Il vento cambiò e le barche all’ormeggio cominciarono a girarsi, come in una danza. Il vecchio catturò un pesciolino d’argento col colletto nero e lo ributtò in acqua.
– Ti ho mai raccontato di quell’aragosta che scappò dalla cesta, e camminò fino al mare? Correva come un gatto, te lo giuro.
– Me lo hai raccontato almeno dieci volte. E io ti ho raccontato di quello che mi è successo con Rasputin?
– Almeno dieci volte anche tu. E’ tanto tempo che ci conosciamo, morte.
Il mare era ora calmo e trasparente. La lenza era una freccia infissa nel mare, immobile e argentata. Il silenzio sembrò troppo anche alla morte.
– Tu pensi che io sia ingiusta, vecchio?
– Ingiusta, inutile, e crudele.
– E perché parli con me?
– Cos’altro posso fare?
– Forse potrei non essere ingiusta – disse la morte. – Ma se fossi giusta, allora anche la vita dovrebbe cambiare, non credi? Pensare a me sarebbe diverso, niente potrebbe essere come prima. Niente di quello che c’è rimarrebbe. E non sarebbe una morte anche questa?
– Parli troppo, morte, mi spaventi i pesci.
– Già. Sai, anche per loro la morte è ingiusta.
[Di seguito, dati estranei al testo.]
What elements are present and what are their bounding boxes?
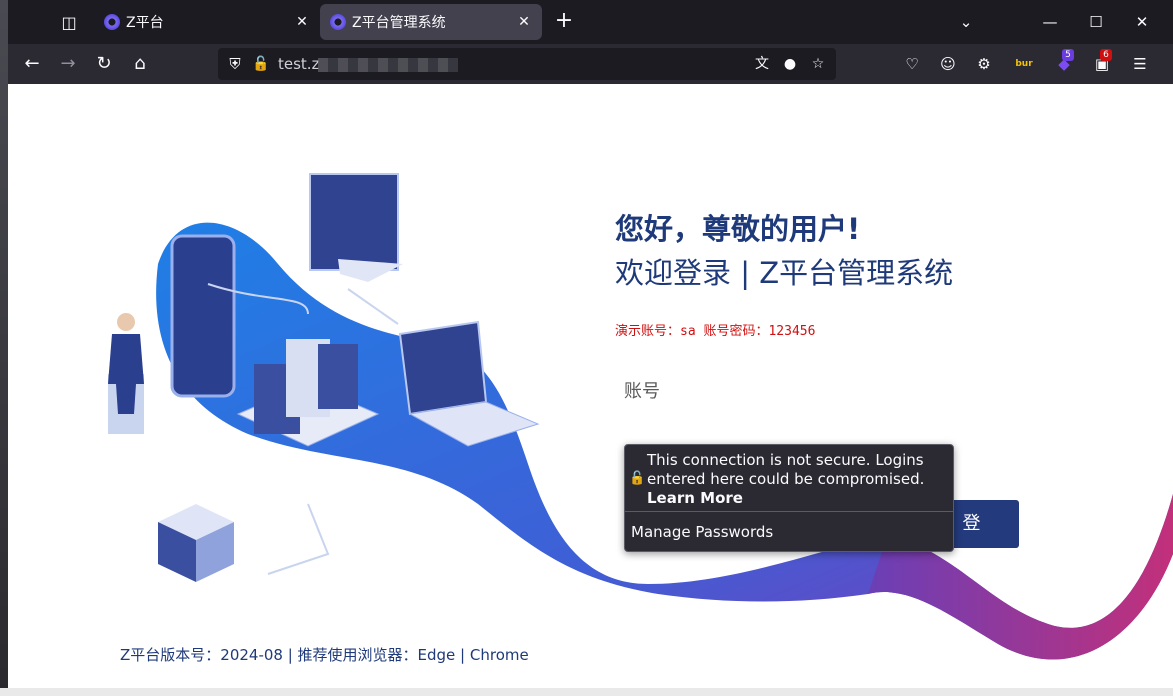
greeting-heading: 您好，尊敬的用户!: [615, 212, 861, 246]
close-tab-icon[interactable]: ✕: [516, 14, 532, 30]
desktop-bottom-strip: [0, 688, 1173, 696]
learn-more-link[interactable]: Learn More: [647, 489, 743, 507]
manage-passwords-item[interactable]: Manage Passwords: [631, 523, 773, 541]
account-icon[interactable]: ☺: [936, 52, 960, 76]
close-tab-icon[interactable]: ✕: [294, 14, 310, 30]
url-redacted: [318, 58, 458, 72]
insecure-lock-icon: 🔓: [629, 471, 646, 486]
popup-divider: [625, 511, 953, 512]
insecure-lock-icon[interactable]: 🔓: [252, 55, 270, 73]
browser-window: ◫ Z平台 ✕ Z平台管理系统 ✕ + ⌄ — ☐ ✕ ← → ↻ ⌂ ⛨ 🔓 …: [8, 0, 1173, 688]
tab-bar: ◫ Z平台 ✕ Z平台管理系统 ✕ + ⌄ — ☐ ✕: [8, 0, 1173, 44]
close-window-icon[interactable]: ✕: [1122, 8, 1162, 36]
back-icon[interactable]: ←: [18, 50, 46, 78]
footer-version: Z平台版本号：2024-08 | 推荐使用浏览器：Edge | Chrome: [120, 646, 529, 664]
home-icon[interactable]: ⌂: [126, 50, 154, 78]
extensions-icon[interactable]: ⚙: [972, 52, 996, 76]
demo-account-note: 演示账号：sa 账号密码：123456: [615, 324, 816, 339]
extension-badge: 6: [1100, 49, 1112, 61]
insecure-login-popup: 🔓 This connection is not secure. Logins …: [624, 444, 954, 552]
maximize-icon[interactable]: ☐: [1076, 8, 1116, 36]
pocket-icon[interactable]: ♡: [900, 52, 924, 76]
reload-icon[interactable]: ↻: [90, 50, 118, 78]
url-text[interactable]: test.z: [278, 55, 319, 73]
account-input[interactable]: 账号: [624, 377, 660, 403]
login-button-label: 登: [962, 513, 981, 534]
new-tab-icon[interactable]: +: [552, 10, 576, 34]
extension-badge: 5: [1062, 49, 1074, 61]
bookmark-star-icon[interactable]: ☆: [808, 55, 828, 73]
menu-icon[interactable]: ☰: [1128, 52, 1152, 76]
background-illustration: [108, 173, 1173, 660]
globe-icon[interactable]: ●: [780, 55, 800, 73]
forward-icon[interactable]: →: [54, 50, 82, 78]
tab-favicon-icon: [104, 14, 120, 30]
minimize-icon[interactable]: —: [1030, 8, 1070, 36]
translate-icon[interactable]: 文: [752, 55, 772, 73]
tab-title: Z平台: [126, 15, 164, 31]
insecure-warning: This connection is not secure. Logins en…: [647, 451, 947, 508]
burp-extension-icon[interactable]: bur: [1012, 52, 1036, 76]
insecure-warning-text: This connection is not secure. Logins en…: [647, 451, 925, 488]
list-tabs-icon[interactable]: ⌄: [946, 8, 986, 36]
tab-favicon-icon: [330, 14, 346, 30]
tab-title: Z平台管理系统: [352, 15, 446, 31]
welcome-heading: 欢迎登录 | Z平台管理系统: [615, 256, 954, 290]
url-bar[interactable]: ⛨ 🔓 test.z 文 ● ☆: [218, 48, 836, 80]
tab-z-admin[interactable]: Z平台管理系统 ✕: [320, 4, 542, 40]
shield-icon[interactable]: ⛨: [226, 55, 244, 73]
tab-overview-icon[interactable]: ◫: [52, 8, 86, 36]
tab-z-platform[interactable]: Z平台 ✕: [94, 4, 320, 40]
page-content: 您好，尊敬的用户! 欢迎登录 | Z平台管理系统 演示账号：sa 账号密码：12…: [8, 84, 1173, 688]
nav-bar: ← → ↻ ⌂ ⛨ 🔓 test.z 文 ● ☆ ♡ ☺ ⚙ bur ◆ 5 ▣…: [8, 44, 1173, 84]
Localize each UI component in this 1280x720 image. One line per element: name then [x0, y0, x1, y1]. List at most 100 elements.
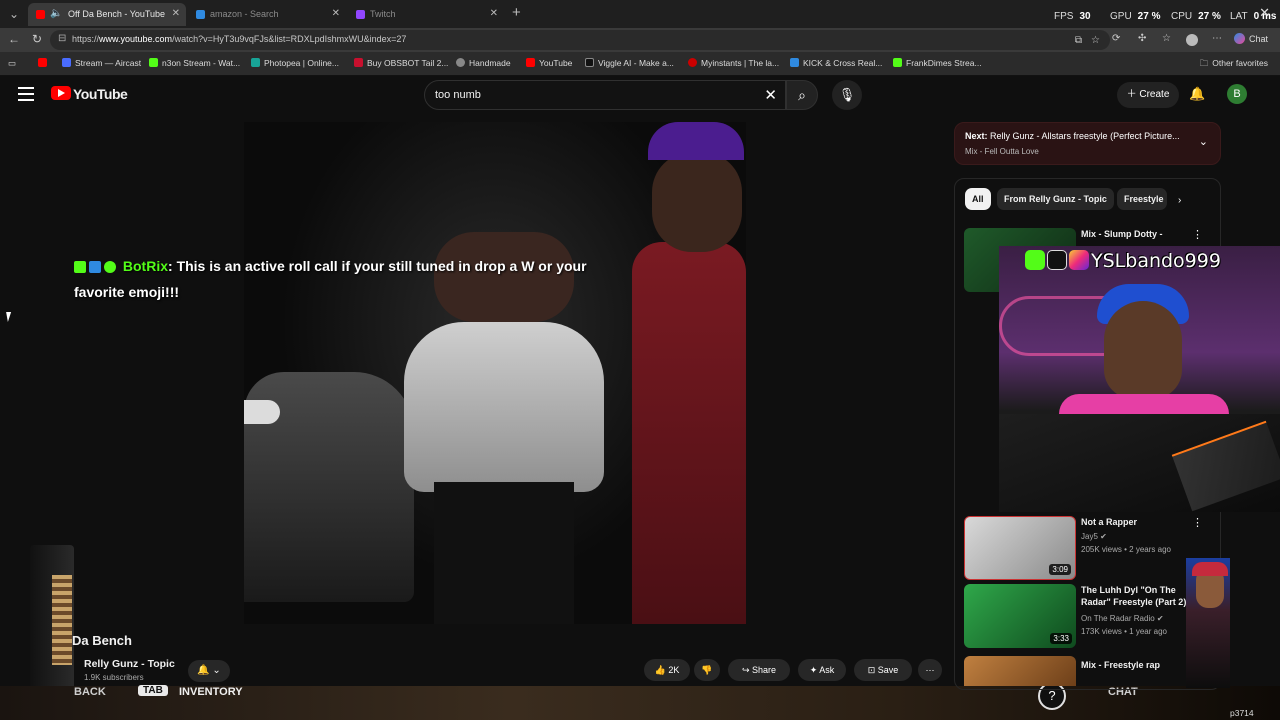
create-button[interactable]: ＋ Create [1117, 82, 1179, 108]
related-video-item[interactable]: 3:33 The Luhh Dyl "On The Radar" Freesty… [964, 584, 1204, 648]
tiktok-icon [1047, 250, 1067, 270]
share-button[interactable]: ↪ Share [728, 659, 790, 681]
fps-readout: FPS 30 [1054, 11, 1091, 22]
bookmark-photopea[interactable]: Photopea | Online... [251, 58, 339, 68]
youtube-favicon-icon [36, 10, 45, 19]
like-button[interactable]: 👍 2K [644, 659, 690, 681]
game-code-label: p3714 [1230, 708, 1254, 718]
bookmark-aircast[interactable]: Stream — Aircast [62, 58, 141, 68]
chip-from-relly-gunz[interactable]: From Relly Gunz - Topic [997, 188, 1114, 210]
bookmark-kick-cross[interactable]: KICK & Cross Real... [790, 58, 882, 68]
close-tab-icon[interactable]: ✕ [172, 3, 180, 25]
bookmark-myinstants[interactable]: Myinstants | The la... [688, 58, 779, 68]
video-thumbnail[interactable]: 3:09 [964, 516, 1076, 580]
other-favorites-folder[interactable]: 🗀 Other favorites [1200, 58, 1268, 72]
video-thumbnail[interactable]: 3:33 [964, 584, 1076, 648]
refresh-extension-icon[interactable]: ⟳ [1112, 33, 1120, 44]
notifications-bell-icon[interactable]: 🔔 [1189, 86, 1205, 102]
youtube-logo-icon[interactable] [51, 86, 71, 100]
gpu-readout: GPU 27 % [1110, 11, 1161, 22]
search-button[interactable]: ⌕ [786, 80, 818, 110]
back-arrow-icon[interactable]: ← [8, 32, 20, 46]
twitch-favicon-icon [356, 10, 365, 19]
cloud-icon [790, 58, 799, 67]
favorites-icon[interactable]: ☆ [1162, 33, 1171, 44]
related-video-title[interactable]: The Luhh Dyl "On The Radar" Freestyle (P… [1081, 584, 1193, 608]
close-tab-icon[interactable]: ✕ [490, 3, 498, 25]
related-video-title[interactable]: Mix - Slump Dotty - [1081, 228, 1193, 240]
youtube-logo-text[interactable]: YouTube [73, 86, 128, 102]
open-in-app-icon[interactable]: ⧉ [1075, 35, 1082, 46]
more-actions-button[interactable]: ⋯ [918, 659, 942, 681]
bookmark-frankdimes[interactable]: FrankDimes Strea... [893, 58, 982, 68]
profile-avatar-icon[interactable] [1186, 34, 1198, 46]
tab-twitch[interactable]: Twitch ✕ [348, 3, 504, 26]
ellipsis-icon: ⋯ [925, 665, 935, 675]
search-icon: ⌕ [798, 87, 806, 103]
sparkle-icon: ✦ [809, 665, 820, 675]
notification-preferences-button[interactable]: 🔔 ⌄ [188, 660, 230, 682]
bot-badge-icon [89, 261, 101, 273]
secondary-webcam-overlay [1186, 558, 1230, 688]
ask-button[interactable]: ✦ Ask [798, 659, 846, 681]
chip-all[interactable]: All [965, 188, 991, 210]
bookmark-youtube-2[interactable]: YouTube [526, 58, 572, 68]
voice-search-button[interactable]: 🎙 [832, 80, 862, 110]
site-info-icon[interactable]: ⊟ [58, 33, 66, 44]
more-vert-icon[interactable]: ⋮ [1192, 228, 1203, 241]
mouse-cursor-icon [6, 312, 13, 322]
kick-icon [893, 58, 902, 67]
reading-list-icon[interactable]: ▭ [8, 58, 16, 69]
related-video-channel[interactable]: On The Radar Radio ✔ [1081, 614, 1164, 623]
channel-name[interactable]: Relly Gunz - Topic [84, 658, 175, 670]
copilot-chat-button[interactable]: Chat [1233, 33, 1268, 44]
related-video-item[interactable]: Mix - Freestyle rap [964, 656, 1204, 686]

– Sì, lo so. È un pensiero che qualche volta non mi fa dormire. Il vecchio sembrò di colpo immensamente triste.
– Qual è il momento più felice che ricordi, vecchio?
– Oh, sono tanti – rispose il pescatore.
– Il primo che ti viene in mente.
– Tanti anni fa, in un giorno d’estate come questo, io e mio figlio andammo a pescare. Lui aveva otto anni. Camminando verso la spiaggia, incontrammo un campo di girasoli. Era sterminato, saliva su una collina come un’onda e poi la scavalcava e scendeva, tutto il mondo sembrava d’oro. Entrammo nel campo, nuotando in un mare frusciante, pieno d’odori e insetti. A ogni folata di vento, i fiori si muovevano tutti insieme, come fanno i banchi di pesci, nessuno dava l’ordine, sapevano dove andare. Un amico ci vide e perciò ho una foto di quel giorno. La guardo ogni volta che sono triste.
– Bel ricordo, – disse la morte – ma cosa c’entra con la speranza? Tuo figlio è grande ormai. Il campo di girasoli forse non esiste più. Il tuo amico è morto. E tu non sai più pescare, sei quasi cieco, non riconosci un dentice da un’orata.
– E tu non riconosci più i soldati dai bambini – disse il vecchio.
Il sole stava calando, i lampioni del lungomare si accesero e illuminarono le chiome delle palme. Lontano si vide il balenare di un faro.
– Anche i segnali dei fari sono tutti diversi – disse il vecchio. – Quello laggiù, per esempio…
– Non cambiare discorso – disse la morte, sfiorandolo con la mano. – Allora, cosa speri per il tuo misero futuro, vecchio?
Il vecchio guardò lontano.
– Spero di tornare ancora, insieme a mio figlio, in quel campo di girasoli – rispose.
– Ma non succederà, – disse la morte, spazientita – morirai e non succederà!
– Non ti arrabbiare – rise il vecchio.
– Io morirò, è vero. Ma non puoi convincermi che non succederà. Non puoi niente contro questa speranza. Non c’entra la fede, né la paura. Neanche tu, qui vicino a me sulla Terra, sai cosa succederà. La morte restò in silenzio. – E bada, – continuò il vecchio – anche se io decidessi di morire, se mi togliessi la vita, neanche allora mi avresti tolto la speranza. Tornerò in quel campo, con mio figlio.
La morte rise amaramente e tirò un sasso nell’acqua. Il sasso affondò senza rumore. Poi si alzò in piedi, e il vento le fece volare via il cappellaccio. Era piena di rughe, assomigliava al pescatore.
– Ci vediamo domani, vecchio testardo. Ho lavoro sull’autostrada, stanotte.
– Vacci piano – disse il vecchio.
– Andate piano voi – disse la morte. Riprese il cappello, se lo calcò in testa e guardò il mare. Sospirò. Sembrava non avesse voglia di andarsene. – E dov’è questo campo di girasoli? – chiese.
– Domani ti porto – disse il vecchio.